Meskipun serangan terhadap Inamul Haque mungkin bukan sesuatu yang baru, namun hal ini akan meninggalkan dampak abadi pada demokrasi kita. Hal ini merupakan bagian dari serangan yang lebih luas terhadap ruang bagi politik pembangkang dan oposisi di Bangladesh, yang terus menyusut selama masa jabatan partai yang berkuasa. Pembungkaman terhadap suara-suara yang berbeda pendapat, baik melalui jalur hukum (misalnya melalui Undang-Undang Keamanan Digital) atau melalui kekerasan fisik, telah secara drastis mengurangi ruang politik di negara kita.

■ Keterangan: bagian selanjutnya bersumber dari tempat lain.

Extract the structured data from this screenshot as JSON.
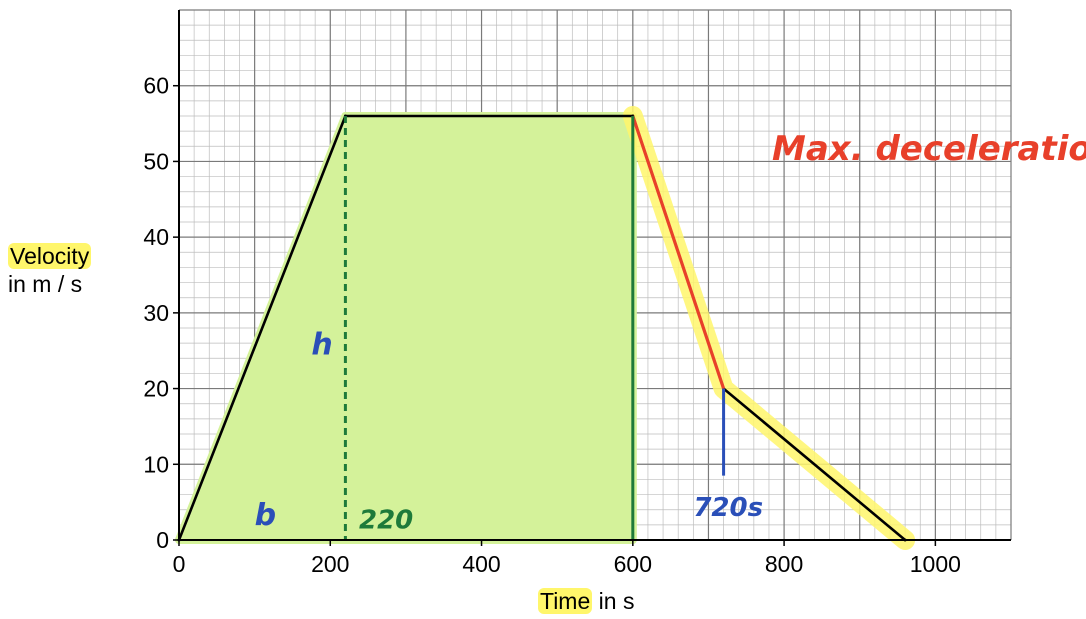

Budaya politik yang ditumbuhkan oleh partai yang berkuasa di negara ini adalah impunitas, dimana anggota partai secara langsung atau tidak langsung didorong untuk menekan suara-suara yang berbeda pendapat dengan kekerasan. Tamparan Inamul Haque hanyalah akibat dari sikap itu. Ini adalah tindakan arogansi. Pemimpin Liga Krishak di tingkat serikat pekerja, yang datang ke Dhaka hanya untuk menghadiri rapat dewan partainya, entah bagaimana merasa pantas untuk memukuli seorang pria lanjut usia karena menurutnya tindakannya itu benar, dan juga karena dia yakin tidak ada yang salah dengan tindakannya. akan terjadi padanya sebagai akibatnya. Sentimen ini tercermin dalam pernyataan korban yang mengatakan bahwa ia tidak akan mencari ganti rugi karena ia tidak mempunyai harapan akan keadilan. Inikah posisi kita sebagai sebuah bangsa?
Jika ya, maka kita mencapai situasi ini karena adanya kecenderungan penolakan terhadap keadilan, dan serangan terhadap hak untuk berbeda pendapat dan terlibat dalam politik oposisi.
Dengan memanasnya medan politik menjelang pemilu nasional pada tahun 2023 dan tokoh-tokoh politik oposisi utama berada di balik jeruji besi, situasinya kemungkinan akan menjadi lebih buruk. Tanggung jawab tetap ada pada pemerintah dan partai yang berkuasa untuk memastikan bahwa para aktivis partai tersebut tidak menghalangi kebebasan politik dan tidak terlibat dalam kekerasan politik menjelang pemilu. Tentu saja, kita tidak bisa tidak meragukan adanya niat mereka untuk bertindak seperti itu.
Anupam Debashis Roy adalah anggota tim editorial di The Daily Star.